Già, neanche la chiusura a riccio si rivela risolutiva: non abitiamo più case, più o meno aperte, ma appartamenti dove ci ‘appartiamo’ in cerca di privacy; ma, come ha osservato Hanna Arendt, una vita privata é ‘privata’ di relazioni essenziali.
Da dove cominciare nel disorientamento generale? Dalla radice. Dalla nostra soggettività. “Sii tu il cambiamento che vuoi per il mondo” esortava Gandhi. La coltivazione della propria persona, l’attenzione per farla “fiorire” (come ama dire Martha Nussbaum), possiamo chiamarle anche “spiritualità” a patto di intendere questo termine non in un senso teologico-confessionale, ma come dimensione antropologica universale.
La spiritualità basica può essere rappresentata con la metafora del respiro che è costituito dal doppio movimento dell’ in-spirare e dell’ e-spirare.

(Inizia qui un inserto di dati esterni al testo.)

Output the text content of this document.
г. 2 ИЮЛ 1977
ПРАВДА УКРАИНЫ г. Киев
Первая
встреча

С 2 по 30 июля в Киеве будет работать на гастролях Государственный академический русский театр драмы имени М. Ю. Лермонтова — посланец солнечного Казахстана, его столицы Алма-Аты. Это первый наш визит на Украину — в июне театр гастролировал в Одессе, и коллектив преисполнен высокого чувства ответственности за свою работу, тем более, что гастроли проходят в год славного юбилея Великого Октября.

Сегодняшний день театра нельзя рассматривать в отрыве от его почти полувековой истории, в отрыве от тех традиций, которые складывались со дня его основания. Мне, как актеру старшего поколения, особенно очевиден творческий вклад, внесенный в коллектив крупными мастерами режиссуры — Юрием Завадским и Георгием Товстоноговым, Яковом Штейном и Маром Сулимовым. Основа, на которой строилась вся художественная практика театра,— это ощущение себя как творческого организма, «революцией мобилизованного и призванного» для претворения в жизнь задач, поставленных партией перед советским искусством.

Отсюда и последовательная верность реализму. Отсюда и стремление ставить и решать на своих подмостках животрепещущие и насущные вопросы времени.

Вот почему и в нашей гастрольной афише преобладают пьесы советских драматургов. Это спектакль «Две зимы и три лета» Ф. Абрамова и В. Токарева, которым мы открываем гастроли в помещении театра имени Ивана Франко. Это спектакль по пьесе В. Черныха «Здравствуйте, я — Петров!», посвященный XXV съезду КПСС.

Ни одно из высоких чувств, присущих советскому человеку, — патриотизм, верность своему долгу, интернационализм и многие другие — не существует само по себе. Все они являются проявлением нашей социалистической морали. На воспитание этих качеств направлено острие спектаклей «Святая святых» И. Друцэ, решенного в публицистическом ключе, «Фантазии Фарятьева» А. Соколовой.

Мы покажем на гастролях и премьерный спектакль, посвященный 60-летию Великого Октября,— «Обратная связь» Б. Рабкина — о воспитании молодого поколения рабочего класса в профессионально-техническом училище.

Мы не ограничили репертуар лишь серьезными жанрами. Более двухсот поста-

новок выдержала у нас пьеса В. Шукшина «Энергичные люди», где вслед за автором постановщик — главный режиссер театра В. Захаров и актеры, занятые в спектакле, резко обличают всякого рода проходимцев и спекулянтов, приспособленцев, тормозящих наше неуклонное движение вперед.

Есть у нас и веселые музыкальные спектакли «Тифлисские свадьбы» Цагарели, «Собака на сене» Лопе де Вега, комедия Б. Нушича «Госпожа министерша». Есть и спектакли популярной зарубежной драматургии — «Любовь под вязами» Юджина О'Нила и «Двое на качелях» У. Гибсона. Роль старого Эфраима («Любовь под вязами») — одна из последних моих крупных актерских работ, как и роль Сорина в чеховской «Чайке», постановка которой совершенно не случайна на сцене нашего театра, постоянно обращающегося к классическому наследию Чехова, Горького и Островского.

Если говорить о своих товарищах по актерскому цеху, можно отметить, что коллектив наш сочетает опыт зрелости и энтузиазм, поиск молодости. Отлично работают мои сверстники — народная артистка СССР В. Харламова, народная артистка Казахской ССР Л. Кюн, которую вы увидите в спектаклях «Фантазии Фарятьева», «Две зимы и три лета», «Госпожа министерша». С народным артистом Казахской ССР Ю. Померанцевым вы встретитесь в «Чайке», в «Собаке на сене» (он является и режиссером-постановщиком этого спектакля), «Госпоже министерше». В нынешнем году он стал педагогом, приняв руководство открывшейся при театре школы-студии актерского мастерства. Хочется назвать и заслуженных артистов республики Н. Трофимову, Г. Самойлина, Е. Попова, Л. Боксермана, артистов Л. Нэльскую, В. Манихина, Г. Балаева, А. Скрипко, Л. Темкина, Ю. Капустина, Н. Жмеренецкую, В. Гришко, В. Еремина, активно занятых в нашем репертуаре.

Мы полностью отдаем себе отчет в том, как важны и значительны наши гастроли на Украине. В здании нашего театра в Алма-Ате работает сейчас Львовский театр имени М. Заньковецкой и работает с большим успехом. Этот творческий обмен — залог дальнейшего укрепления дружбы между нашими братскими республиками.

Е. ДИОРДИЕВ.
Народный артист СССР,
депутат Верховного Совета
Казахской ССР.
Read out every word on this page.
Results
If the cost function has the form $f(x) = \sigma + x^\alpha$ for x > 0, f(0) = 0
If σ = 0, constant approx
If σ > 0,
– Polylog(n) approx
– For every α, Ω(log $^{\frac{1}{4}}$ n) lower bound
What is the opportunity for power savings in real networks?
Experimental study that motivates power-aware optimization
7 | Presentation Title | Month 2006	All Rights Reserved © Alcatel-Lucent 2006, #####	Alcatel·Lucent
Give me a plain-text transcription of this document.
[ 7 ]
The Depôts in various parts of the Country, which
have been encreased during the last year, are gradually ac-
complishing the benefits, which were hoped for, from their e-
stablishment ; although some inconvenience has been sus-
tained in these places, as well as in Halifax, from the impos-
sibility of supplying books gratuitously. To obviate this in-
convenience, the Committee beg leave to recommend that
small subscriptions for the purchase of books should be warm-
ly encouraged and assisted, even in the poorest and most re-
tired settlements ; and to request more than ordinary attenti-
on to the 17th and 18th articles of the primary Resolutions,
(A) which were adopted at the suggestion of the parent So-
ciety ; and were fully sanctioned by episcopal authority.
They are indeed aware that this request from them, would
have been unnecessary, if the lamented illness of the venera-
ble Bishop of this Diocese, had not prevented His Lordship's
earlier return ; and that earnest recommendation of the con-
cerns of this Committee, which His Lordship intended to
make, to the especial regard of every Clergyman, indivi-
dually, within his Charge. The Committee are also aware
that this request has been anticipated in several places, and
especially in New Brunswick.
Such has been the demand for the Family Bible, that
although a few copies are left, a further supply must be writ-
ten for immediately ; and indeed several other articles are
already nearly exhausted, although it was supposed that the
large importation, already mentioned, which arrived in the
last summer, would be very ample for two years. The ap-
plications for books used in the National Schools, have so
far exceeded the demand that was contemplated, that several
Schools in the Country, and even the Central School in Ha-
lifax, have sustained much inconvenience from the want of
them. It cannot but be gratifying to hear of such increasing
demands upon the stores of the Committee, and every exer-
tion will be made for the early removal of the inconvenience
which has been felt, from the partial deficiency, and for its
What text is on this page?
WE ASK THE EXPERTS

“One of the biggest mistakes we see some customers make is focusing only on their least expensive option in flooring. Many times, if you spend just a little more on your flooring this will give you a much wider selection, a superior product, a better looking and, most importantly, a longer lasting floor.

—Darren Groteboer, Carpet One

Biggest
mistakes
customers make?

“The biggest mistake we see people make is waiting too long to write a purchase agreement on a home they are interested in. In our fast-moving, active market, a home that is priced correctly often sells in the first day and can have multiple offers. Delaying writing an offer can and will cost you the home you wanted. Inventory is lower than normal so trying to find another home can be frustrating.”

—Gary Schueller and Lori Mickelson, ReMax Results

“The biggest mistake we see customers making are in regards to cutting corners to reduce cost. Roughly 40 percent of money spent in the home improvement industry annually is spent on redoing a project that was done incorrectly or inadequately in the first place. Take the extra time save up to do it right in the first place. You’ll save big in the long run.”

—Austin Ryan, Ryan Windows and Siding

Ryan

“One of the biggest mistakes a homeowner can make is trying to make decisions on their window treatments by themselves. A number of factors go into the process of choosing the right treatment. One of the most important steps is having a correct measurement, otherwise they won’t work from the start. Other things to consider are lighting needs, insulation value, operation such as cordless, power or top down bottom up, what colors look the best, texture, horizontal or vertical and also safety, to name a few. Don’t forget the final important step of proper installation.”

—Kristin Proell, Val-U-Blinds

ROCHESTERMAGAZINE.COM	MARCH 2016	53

Con in-spirazione alludo al movimento verso la propria interiorità: alla ricerca della quiete, del silenzio, della riflessione critica…” Tutte le disgrazie originano dalla nostra incapacità di stare fermi e zitti per dieci minuti in una stanza” recita grosso modo uno dei Pensieri di Pascal. I leader mondiali, sino ai politici locali, si concedono dieci minuti al giorno di raccoglimento meditativo? E noi?
Il movimento verso l’interno, come nel respiro, va completato con il movimento ad extra: non si tratta di concentrarsi sul proprio ombelico, ma di recuperare le energie per vivere intensamente la propria socialità. Ci sarebbe un vocabolo per denotare lo spettro delle nostre relazioni con l’altro – “amore” – ma è ormai inflazionato.
Posso precisare che esso è polivalente e che si articola in (almeno) tre dimensioni: l’eros, l’amicizia e l’ agape.
L’eros è l’amore di desiderio per qualcuno o qualcosa che ci manca, di cui abbiamo bisogno, che ci attrae svegliando le nostre passioni: l’eros sessuale ne è forse la cifra più emblematica, anche se certo non l’unica.
L’amicizia è l’amore tra pari, l’amore di reciprocità in nome di valori o interessi comuni.
Tutte le culture, la cristiana in particolare, conoscono una terza versione dell’amore: l’agape, l’amore di donazione, radicato nella gratuità, dal momento che il donatore dà sapendo di non ricevere contraccambio.
C’è un bel testo tibetano che, in forma metaforica, tratteggia questa forma di amore (non più elevata delle altre due, ma altrettanto necessaria per una vita spirituale matura):
“Offro il mio corpo perché sia consumato.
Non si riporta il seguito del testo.